10月初旬に今年のノーベル賞の発表がありました。巷では「AI祭り」とも呼ばれていたように、5つのノーベル賞のうち、2つがAI関連でした!受賞した方々の功績が素晴らしいものであることは間違いないのですが、別の意味で驚きをもって報じられました。ノーベル賞の科学関連の賞は医学生理学賞、物理学賞、化学賞の3つであり、計算機科学からはノーベル賞は取れない、といわれてました。もちろん、それぞれの分野に関連する形での受賞はこれまでもないわけではなく、今年のノーベル化学賞も本質は化学研究に対する大きな貢献があっての受賞です。それに対して、今年のノーベル物理学賞は、受賞者の一人が物理学者で着想店のひとつに物理学的考えがあったとはいえ、本質的な部分は計算機科学であるため、驚きの声が多かったように思えます。実際、受賞したジェフリー・ヒントン博士も受賞の際に驚きを隠さなかったといいます。

 

さて、今年のノーベル物理学賞の内容はというと、今の人工知能の基礎となる人工ニューラルネットワークの仕組みを作り上げたことによるものです。人工知能そのものは、人工ニューラルネットワーク以外にも様々な技術・仕組みがありますが、ここ10年で発展し注目されている人工知能の基盤は、人工ニューラルネットワークになります。人工ニューラルネットワークは人間の脳にある脳神経細胞およびそれが接続されたネットワーク構造をコンピュータ上でシミュレートしたものです。この10年での人工知能の普及・発展には欠かせない研究だったからこその受賞ということになります。
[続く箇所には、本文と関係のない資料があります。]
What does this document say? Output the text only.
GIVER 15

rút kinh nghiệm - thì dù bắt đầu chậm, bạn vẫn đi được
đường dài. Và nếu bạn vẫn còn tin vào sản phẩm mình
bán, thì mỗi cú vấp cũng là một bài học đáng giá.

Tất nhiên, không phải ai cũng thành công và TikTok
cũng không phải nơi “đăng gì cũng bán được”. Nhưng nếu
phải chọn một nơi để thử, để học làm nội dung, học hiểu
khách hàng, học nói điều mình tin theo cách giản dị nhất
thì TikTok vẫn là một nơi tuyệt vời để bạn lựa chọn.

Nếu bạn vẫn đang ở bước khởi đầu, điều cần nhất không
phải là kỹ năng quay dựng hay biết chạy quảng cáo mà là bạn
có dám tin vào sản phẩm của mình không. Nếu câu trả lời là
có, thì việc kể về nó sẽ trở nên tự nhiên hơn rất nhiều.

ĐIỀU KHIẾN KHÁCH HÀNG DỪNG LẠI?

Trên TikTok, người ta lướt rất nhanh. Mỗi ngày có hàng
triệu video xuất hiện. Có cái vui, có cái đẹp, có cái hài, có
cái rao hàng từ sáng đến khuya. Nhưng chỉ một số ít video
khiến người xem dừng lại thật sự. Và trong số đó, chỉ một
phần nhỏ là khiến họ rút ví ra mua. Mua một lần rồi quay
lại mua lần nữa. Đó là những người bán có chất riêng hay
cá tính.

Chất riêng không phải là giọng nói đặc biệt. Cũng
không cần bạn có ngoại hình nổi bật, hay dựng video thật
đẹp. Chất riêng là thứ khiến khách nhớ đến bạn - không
個人的な感想としては、これらの発展について、同時期に多大な功績を残している日本人研究者の甘利俊一博士およびメディア学部で教鞭をとっていただいていたこともある福島邦彦博士が入っていないことが少し残念です。

 

一方、ノーベル化学賞については、人工知能を用いてタンパク質の構造を予測する、というものです。これまでは非常に難解な作業といわれていたタンパク質の構造をAIによって高精度に予測するというもので、化学や薬学の分野で非常に有効なものを作り上げました。

 

AIが実用的なツールとして使われるようになっており、今後、様々な分野で当たり前のように使われるようになるでしょう。メディア学部でも多くの研究室で、AI・機械学習・生成AIなどを用いた研究が行われています。近いうちに、情報リテラシーならぬAIリテラシーという授業を大学生だけでなく小中高生も受けるようになるかもしれません。